The district judge rejected the respondents' view that when 33 U.S.C.A. § 933(f) says "institutes proceedings within the period prescribed in section 913 of this chapter", it refers to third party proceedings, that the reference to Section 913 is merely for the purpose of providing a time limitation on the filing of the third party action, and that it has no reference to the substance of Sec. 913 which concerns, of course, not third party actions but claims for compensation under the Act.
In accordance with his own construction of the statute, the district judge thought and said that the reference in Sec. 933, to instituting proceedings within the period prescribed in Section 913, was for the purpose, and had the effect, not of fixing a one year period for filing a third party proceeding but of referring to the time limitation on filing the claim for compensation and of fixing the same time limitation for filing the claim, whether it was or was not coupled with an election to sue a third party.
Basing his opinion upon this view, he held that the invoked section did not set any time for filing the third party action and that the commissioner's conclusion and decision that the claim was barred was therefore wrong.
We agree with the district judge's conclusion that the deputy commissioner's decision was wrong and should be set aside.
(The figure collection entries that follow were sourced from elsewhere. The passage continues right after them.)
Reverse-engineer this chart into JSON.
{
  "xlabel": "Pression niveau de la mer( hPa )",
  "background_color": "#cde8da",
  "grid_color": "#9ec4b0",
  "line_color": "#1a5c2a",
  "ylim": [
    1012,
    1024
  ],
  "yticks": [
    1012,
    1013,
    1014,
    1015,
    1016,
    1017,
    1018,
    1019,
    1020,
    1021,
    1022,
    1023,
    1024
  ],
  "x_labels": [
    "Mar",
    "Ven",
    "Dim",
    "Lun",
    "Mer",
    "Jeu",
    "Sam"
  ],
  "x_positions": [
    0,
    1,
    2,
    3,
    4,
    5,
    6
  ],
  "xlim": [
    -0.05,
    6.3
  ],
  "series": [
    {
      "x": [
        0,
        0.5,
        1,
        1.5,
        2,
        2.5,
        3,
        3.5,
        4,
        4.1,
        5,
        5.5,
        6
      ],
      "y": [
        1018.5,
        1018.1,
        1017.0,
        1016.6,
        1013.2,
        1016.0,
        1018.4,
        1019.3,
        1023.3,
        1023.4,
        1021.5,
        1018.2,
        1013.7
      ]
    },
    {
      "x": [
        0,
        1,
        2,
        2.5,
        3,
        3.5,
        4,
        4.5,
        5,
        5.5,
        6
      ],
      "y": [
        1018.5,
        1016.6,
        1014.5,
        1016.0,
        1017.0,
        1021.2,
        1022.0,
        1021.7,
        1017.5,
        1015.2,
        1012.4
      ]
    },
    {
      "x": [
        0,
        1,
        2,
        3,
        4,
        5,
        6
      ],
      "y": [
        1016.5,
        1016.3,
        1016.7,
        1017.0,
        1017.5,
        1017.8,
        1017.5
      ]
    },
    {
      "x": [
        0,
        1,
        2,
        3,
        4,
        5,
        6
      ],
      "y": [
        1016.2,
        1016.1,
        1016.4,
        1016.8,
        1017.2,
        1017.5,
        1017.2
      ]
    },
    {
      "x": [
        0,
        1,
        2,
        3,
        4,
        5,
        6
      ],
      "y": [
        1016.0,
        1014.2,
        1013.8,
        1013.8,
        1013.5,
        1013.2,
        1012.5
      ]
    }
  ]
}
We cannot agree, however, with the reason he gave for it, that the language in Sec. 933(f) "institutes proceedings within the period prescribed in section 913" refers not to the third party action but to the claim for compensation. Nevertheless, though we think that the deputy commissioner was right, the district judge wrong in this respect, we think it plain that there is nothing in the statute which, in the circumstances of this case supports the result found by the commissioner. This is so because nowhere in the statute is it provided that the failure to file the third party action within one year bars the claim for compensation. The language is directory, not mandatory, and, in the absence of some positive showing of undue delay and of injury resulting from the failure to file within one year, it would be, we think, an unreasonable construction to read it as a statute automatically forfeiting claims to compensation without a showing of prejudice or injury. While the precise question here presented has not been authoritatively decided in any appellate court, in our opinion the decisions, dealing with analogous situations and generally giving the statute a liberal construction, preclude the construction contended for here. Cf. American Lumbermen's Mut. Cas. Co. v. Lowe, 2 Cir., 70 F.2d 616, 618; Associated General Contractors of America, Inc. v. Cardillo, 70 App.D.C. 303, 106 F.2d 327; Chapman v. Hoage, 296 U.S. 526, 56 S.Ct. 333, 80 L.Ed. 370; Voris v. Gulf-Tide Stevedores, Inc., 5 Cir., 211 F.2d 549; Terminal Shipping Co. v. Branham, D.C., 47 F. Supp. 561.
See Terminal Shipping Co. v. Branham, 47 F. Supp. 561, at page 570.
The judgment was right. It is affirmed.